First incubated hoiho ready to leave nest

Tiny Tōmua looks like a soft toy, but she is about to fledge this week. PHOTO: THE WILDLIFE HOSPITAL
Tiny Tōmua looks like a soft toy, but she is about to fledge this week. PHOTO: THE WILDLIFE HOSPITAL
What a difference 101 days make. That’s how long it has taken for the world’s first hoiho (yellow-eyed penguin) chick to be successfully incubated by human hand, hatched in hospital and made ready to leave her nest.
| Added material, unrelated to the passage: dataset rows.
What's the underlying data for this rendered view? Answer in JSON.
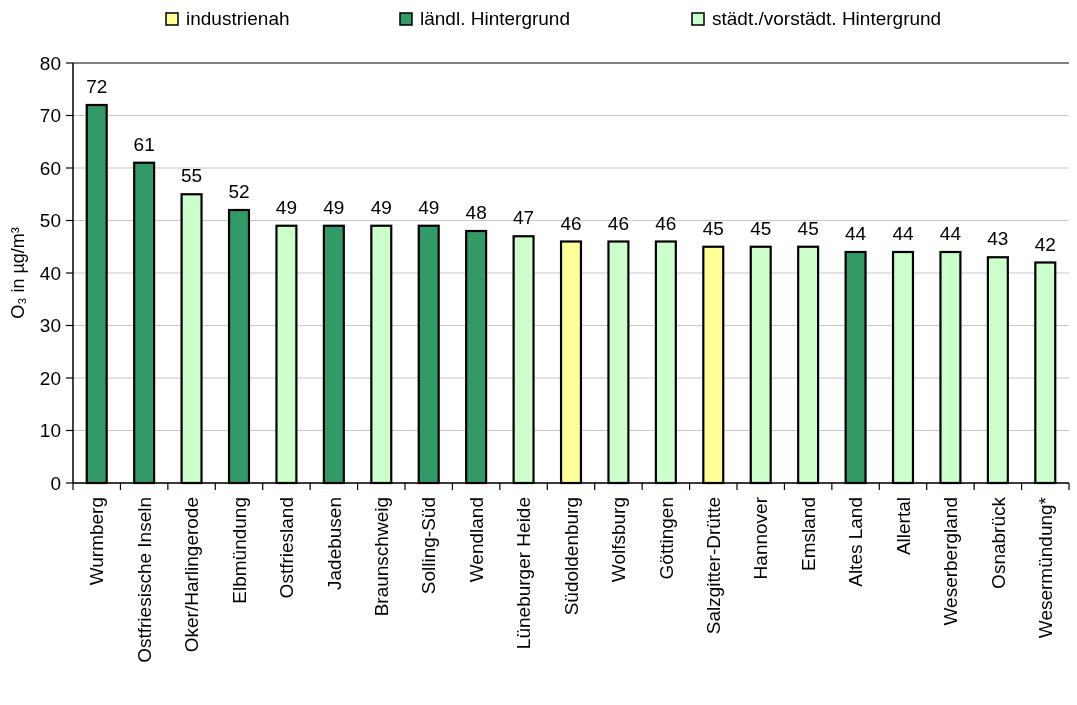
{
  "chart_data": {
    "type": "bar",
    "ylabel": "O₃ in µg/m³",
    "categories": [
      "Wurmberg",
      "Ostfriesische Inseln",
      "Oker/Harlingerode",
      "Elbmündung",
      "Ostfriesland",
      "Jadebusen",
      "Braunschweig",
      "Solling-Süd",
      "Wendland",
      "Lüneburger Heide",
      "Südoldenburg",
      "Wolfsburg",
      "Göttingen",
      "Salzgitter-Drütte",
      "Hannover",
      "Emsland",
      "Altes Land",
      "Allertal",
      "Weserbergland",
      "Osnabrück",
      "Wesermündung*"
    ],
    "series": [
      {
        "name": "industrienah",
        "color": "#ffff99",
        "values": [
          null,
          null,
          null,
          null,
          null,
          null,
          null,
          null,
          null,
          null,
          46,
          null,
          null,
          45,
          null,
          null,
          null,
          null,
          null,
          null,
          null
        ]
      },
      {
        "name": "ländl. Hintergrund",
        "color": "#339966",
        "values": [
          72,
          61,
          null,
          52,
          null,
          49,
          null,
          49,
          48,
          null,
          null,
          null,
          null,
          null,
          null,
          null,
          44,
          null,
          null,
          null,
          null
        ]
      },
      {
        "name": "städt./vorstädt. Hintergrund",
        "color": "#ccffcc",
        "values": [
          null,
          null,
          55,
          null,
          49,
          null,
          49,
          null,
          null,
          47,
          null,
          46,
          46,
          null,
          45,
          45,
          null,
          44,
          44,
          43,
          42
        ]
      }
    ],
    "stacked": true,
    "data_labels": true,
    "ylim": [
      0,
      80
    ],
    "yticks": [
      0,
      10,
      20,
      30,
      40,
      50,
      60,
      70,
      80
    ],
    "grid": "y",
    "legend": "top"
  }
}
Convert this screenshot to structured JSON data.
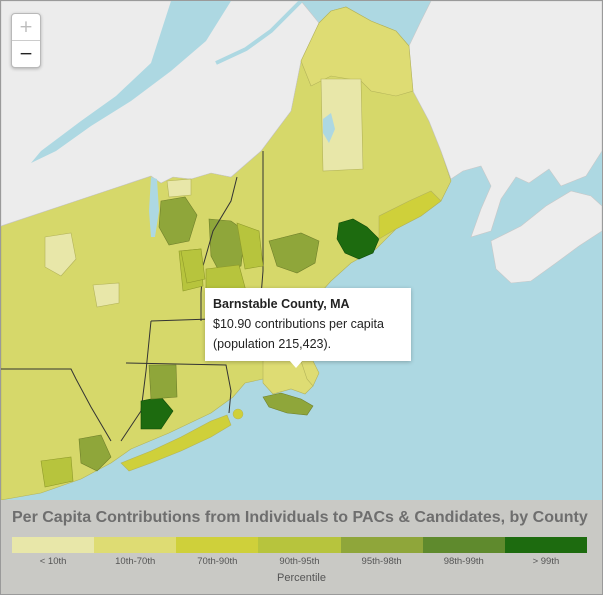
{
  "map": {
    "zoom_in_label": "+",
    "zoom_out_label": "−",
    "water_color": "#add8e2"
  },
  "tooltip": {
    "title": "Barnstable County, MA",
    "line1": "$10.90 contributions per capita",
    "line2": "(population 215,423)."
  },
  "legend": {
    "title": "Per Capita Contributions from Individuals to PACs & Candidates, by County",
    "axis_label": "Percentile",
    "bins": [
      {
        "label": "< 10th",
        "color": "#e8e7a9"
      },
      {
        "label": "10th-70th",
        "color": "#dedc73"
      },
      {
        "label": "70th-90th",
        "color": "#cfd03a"
      },
      {
        "label": "90th-95th",
        "color": "#b7c43d"
      },
      {
        "label": "95th-98th",
        "color": "#8fa63a"
      },
      {
        "label": "98th-99th",
        "color": "#5f8a2d"
      },
      {
        "label": "> 99th",
        "color": "#1d6b0f"
      }
    ]
  }
}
The birth and growth of Tōmua is a remarkable collaboration between the Wildlife Hospital in Dunedin and Penguin Rescue at the Katiki Point Lighthouse at Moeraki.

The hospital successfully hatched her and named her Tōmua, which means "early" or "first".
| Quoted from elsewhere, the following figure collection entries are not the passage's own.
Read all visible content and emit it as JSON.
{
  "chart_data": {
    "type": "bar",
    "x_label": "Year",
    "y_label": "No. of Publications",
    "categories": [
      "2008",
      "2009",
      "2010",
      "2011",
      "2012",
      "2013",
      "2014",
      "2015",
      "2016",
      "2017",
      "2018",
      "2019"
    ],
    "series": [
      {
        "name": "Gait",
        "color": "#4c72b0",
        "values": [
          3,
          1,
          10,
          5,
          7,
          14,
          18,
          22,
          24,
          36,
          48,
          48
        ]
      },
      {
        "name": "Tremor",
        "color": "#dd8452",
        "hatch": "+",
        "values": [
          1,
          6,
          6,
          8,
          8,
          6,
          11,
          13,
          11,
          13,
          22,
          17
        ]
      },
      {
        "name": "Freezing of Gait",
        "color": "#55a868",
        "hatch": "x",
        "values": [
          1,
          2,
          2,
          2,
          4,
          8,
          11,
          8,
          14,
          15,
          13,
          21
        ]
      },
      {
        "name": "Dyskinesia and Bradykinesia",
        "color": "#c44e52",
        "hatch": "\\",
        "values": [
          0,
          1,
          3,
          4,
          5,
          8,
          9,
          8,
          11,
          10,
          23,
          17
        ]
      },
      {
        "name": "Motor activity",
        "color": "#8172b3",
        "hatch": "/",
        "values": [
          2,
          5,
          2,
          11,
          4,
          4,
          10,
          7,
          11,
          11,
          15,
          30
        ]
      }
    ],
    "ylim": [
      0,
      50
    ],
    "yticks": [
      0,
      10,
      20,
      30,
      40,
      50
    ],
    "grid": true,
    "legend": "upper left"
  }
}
Her gender was not known then but has now been established as female — males have larger heads and feet.

Tōmua was transferred to the care of Penguin Rescue manager Rosalie Goldsworthy and her team at the age of just 11 days.
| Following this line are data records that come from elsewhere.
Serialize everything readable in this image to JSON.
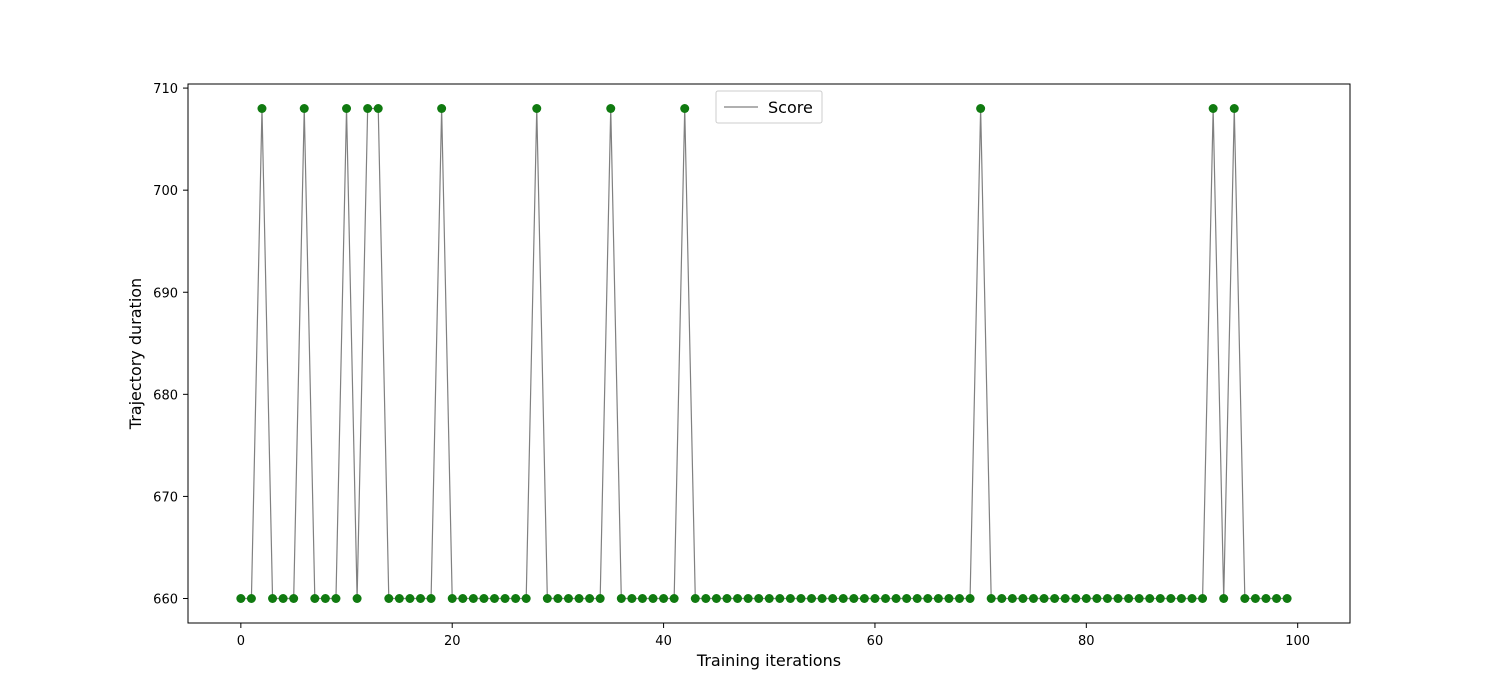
{
  "chart_data": {
    "type": "line",
    "title": "",
    "xlabel": "Training iterations",
    "ylabel": "Trajectory duration",
    "xlim": [
      -5,
      104.95
    ],
    "ylim": [
      657.6,
      710.4
    ],
    "xticks": [
      0,
      20,
      40,
      60,
      80,
      100
    ],
    "yticks": [
      660,
      670,
      680,
      690,
      700,
      710
    ],
    "grid": false,
    "legend_position": "upper center",
    "series": [
      {
        "name": "Score",
        "line_color": "#808080",
        "marker_color": "#107a10",
        "x": [
          0,
          1,
          2,
          3,
          4,
          5,
          6,
          7,
          8,
          9,
          10,
          11,
          12,
          13,
          14,
          15,
          16,
          17,
          18,
          19,
          20,
          21,
          22,
          23,
          24,
          25,
          26,
          27,
          28,
          29,
          30,
          31,
          32,
          33,
          34,
          35,
          36,
          37,
          38,
          39,
          40,
          41,
          42,
          43,
          44,
          45,
          46,
          47,
          48,
          49,
          50,
          51,
          52,
          53,
          54,
          55,
          56,
          57,
          58,
          59,
          60,
          61,
          62,
          63,
          64,
          65,
          66,
          67,
          68,
          69,
          70,
          71,
          72,
          73,
          74,
          75,
          76,
          77,
          78,
          79,
          80,
          81,
          82,
          83,
          84,
          85,
          86,
          87,
          88,
          89,
          90,
          91,
          92,
          93,
          94,
          95,
          96,
          97,
          98,
          99
        ],
        "values": [
          660,
          660,
          708,
          660,
          660,
          660,
          708,
          660,
          660,
          660,
          708,
          660,
          708,
          708,
          660,
          660,
          660,
          660,
          660,
          708,
          660,
          660,
          660,
          660,
          660,
          660,
          660,
          660,
          708,
          660,
          660,
          660,
          660,
          660,
          660,
          708,
          660,
          660,
          660,
          660,
          660,
          660,
          708,
          660,
          660,
          660,
          660,
          660,
          660,
          660,
          660,
          660,
          660,
          660,
          660,
          660,
          660,
          660,
          660,
          660,
          660,
          660,
          660,
          660,
          660,
          660,
          660,
          660,
          660,
          660,
          708,
          660,
          660,
          660,
          660,
          660,
          660,
          660,
          660,
          660,
          660,
          660,
          660,
          660,
          660,
          660,
          660,
          660,
          660,
          660,
          660,
          660,
          708,
          660,
          708,
          660,
          660,
          660,
          660,
          660
        ]
      }
    ]
  }
}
A pair of hoiho there had lost two chicks to a viral infection, Mrs Goldsworthy said.

The hoiho pair were slipped a dummy egg to care for, then later given the baby hoiho.

The parents seemed delighted with their new chick, she said.

Tōmua was likely to fledge this week, Penguin Rescue staff member Robbie Verhoef said.

That means she will leave her nest and swim out to sea.

Penguin Rescue did not know if she would return, Mrs Goldsworthy said..

"There’s always a dispersal phase in the first year."

But many of the endangered penguins rehabilitated after illness or attacks by predators released into the wild by Penguin Rescue did return to breed.